Эльва кивнула и наморщила лоб, демонстрируя свое удивление тем, что я заговорил о чем-то личном.
— Должно быть, Вы чувствуете, что если бы Альберт был жив, этого бы с Вами никогда не случилось. — Я проигнорировал ее едкое замечание, что если бы Альберт был жив, она не потащила бы на ланч этих старых наседок. — Таким образом, это ограбление — как бы подтверждение факта его смерти.
Ее глаза наполнились слезами, но я чувствовал, что должен продолжать.
— Вы знали это и раньше, я понимаю. Но какая-то часть Вас не верила. Теперь Вы действительно знаете, что он умер. Его нет во дворе. Его нет в мастерской за домом. Его нет нигде. Кроме Ваших воспоминаний.
Теперь Эльва действительно плакала, и ее тяжелая фигура несколько минут содрогалась от рыданий. Раньше она никогда не делала этого в моем присутствии. Я сидел и спрашивал себя: "Что же мне теперь делать?" Но какой-то профессиональный инстинкт вел меня к задуманной развязке. Мой взгляд упал на ее сумочку — ту самую украденную, поруганную сумочку, и я сказал:
— Несчастье — это случайность, но не сами ли Вы его накликали, таская с собой такую тяжесть?
Эльва, как всегда, резкая, не преминула обратить внимание на мои оттопыривающиеся карманы и беспорядок на моем столе. Она назвала свою сумочку "сумкой средней величины".
— Еще немного, — ответил я, — и Вам понадобится носильщик, чтобы таскать ее за Вами.
— Кроме того, — сказала она, игнорируя мои насмешки, — мне необходимо все то, что в ней лежит.
— Должно быть, Вы шутите! Давайте посмотрим! Войдя в азарт, Эльва водрузила свою сумку ко мне на стол, широко открыла ее челюсти и начала опустошать. Первыми извлеченными предметами были три пустых пластиковых пакета.
— Не нужна ли Вам еще парочка на всякий случай? — съязвил я. Эльва усмехнулась и продолжила опорожнять сумку. Мы вместе осмотрели и обсудили каждый предмет. Эльва согласилась, что три пакета салфеток и двенадцать ручек (плюс три карандашных огрызка) — это действительно многовато, но стойко защищала необходимость двух флаконов одеколона и трех расчесок и властным жестом отклонила мои протесты против большого карманного фонаря, толстого блокнота и огромной пачки фотографий.
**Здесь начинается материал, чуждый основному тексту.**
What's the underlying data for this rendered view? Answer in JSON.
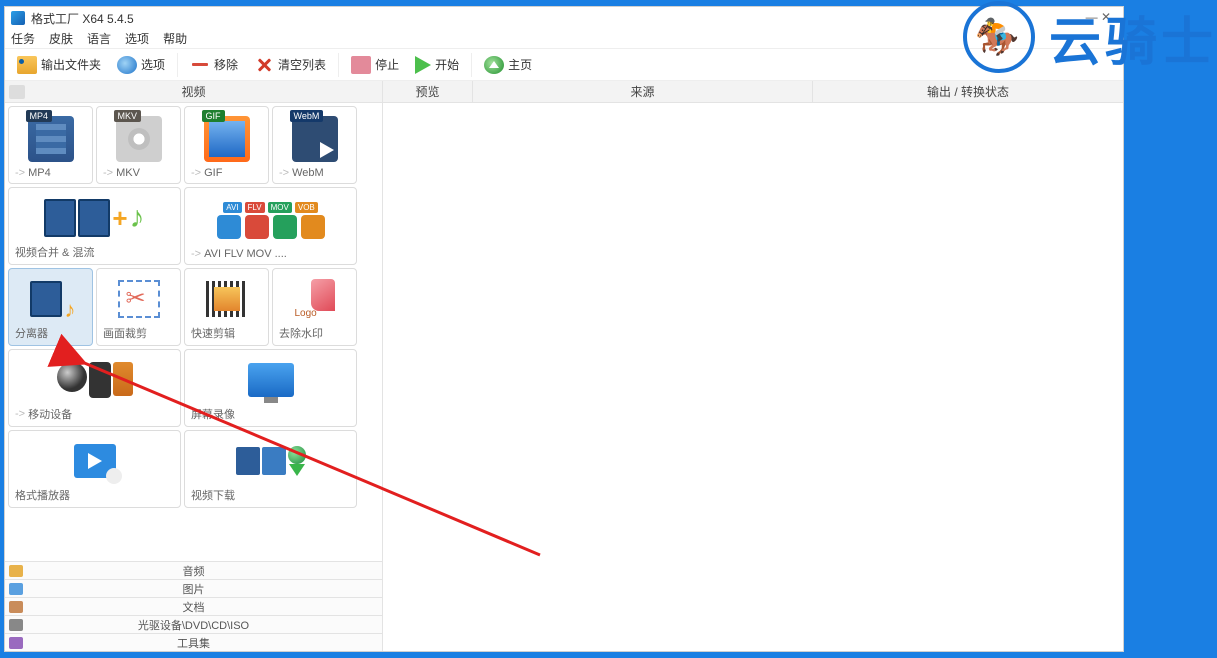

Мы обсудили все. Стопку десятицентовых монет. Три коробки леденцов (низкокалорийных, разумеется). Она хихикнула, когда я спросил: "Эльва, Вы действительно верите, что чем больше Вы их съедите, тем стройнее станете?" Пластиковый пакет со старыми апельсиновыми корками ("Никогда не знаешь, Эльва, когда это может понадобиться"). Связку вязальных спиц ("Шесть спиц в поисках свитера"). Пакет какой-то выпечки. Половину романа Стивена Кинга. (Эльва выбрасывала страницы по мере прочтения. "Они не заслуживают хранения", — объяснила она.) Маленький степплер ("Эльва, Вы с ума сошли!"). Три пары солнечных очков. И запрятанные в самые укромные уголки разнообразные монетки, скрепки, щипчики, кусочки наждачной бумаги и еще какую-то ветошь.
Когда огромная сумка наконец опустела, мы с Эльвой в изумлении уставились на ее содержимое, горой возвышавшееся на моем столе. Нам было немного жаль, что процесс опустошения сумки закончился. Она повернулась ко мне, улыбнулась, и мы посмотрели друг на друга с нежностью. Это был момент необычайной близости. По-своему, как ни один из моих предыдущих пациентов, она открылась передо мной полностью. И я принял все, и даже хотел большего. С трепетом и благоговением я следовал за ней в самые потайные уголки, познавая, как обычная сумочка пожилой дамы может служить одновременно символом отстранения и близости: абсолютного одиночества, неотъемлемого от человеческого существования, и близости, которая рассеивает страх одиночества, но не само одиночество.
Это был сеанс преображения. Можно сказать, это был акт любви. Так или иначе, это был час искупительной близости. За один час Эльва прошла путь от одиночества к доверию. Она ожила и еще раз убедилась, что способна к близости.
Думаю, это был лучший терапевтический сеанс в моей практике.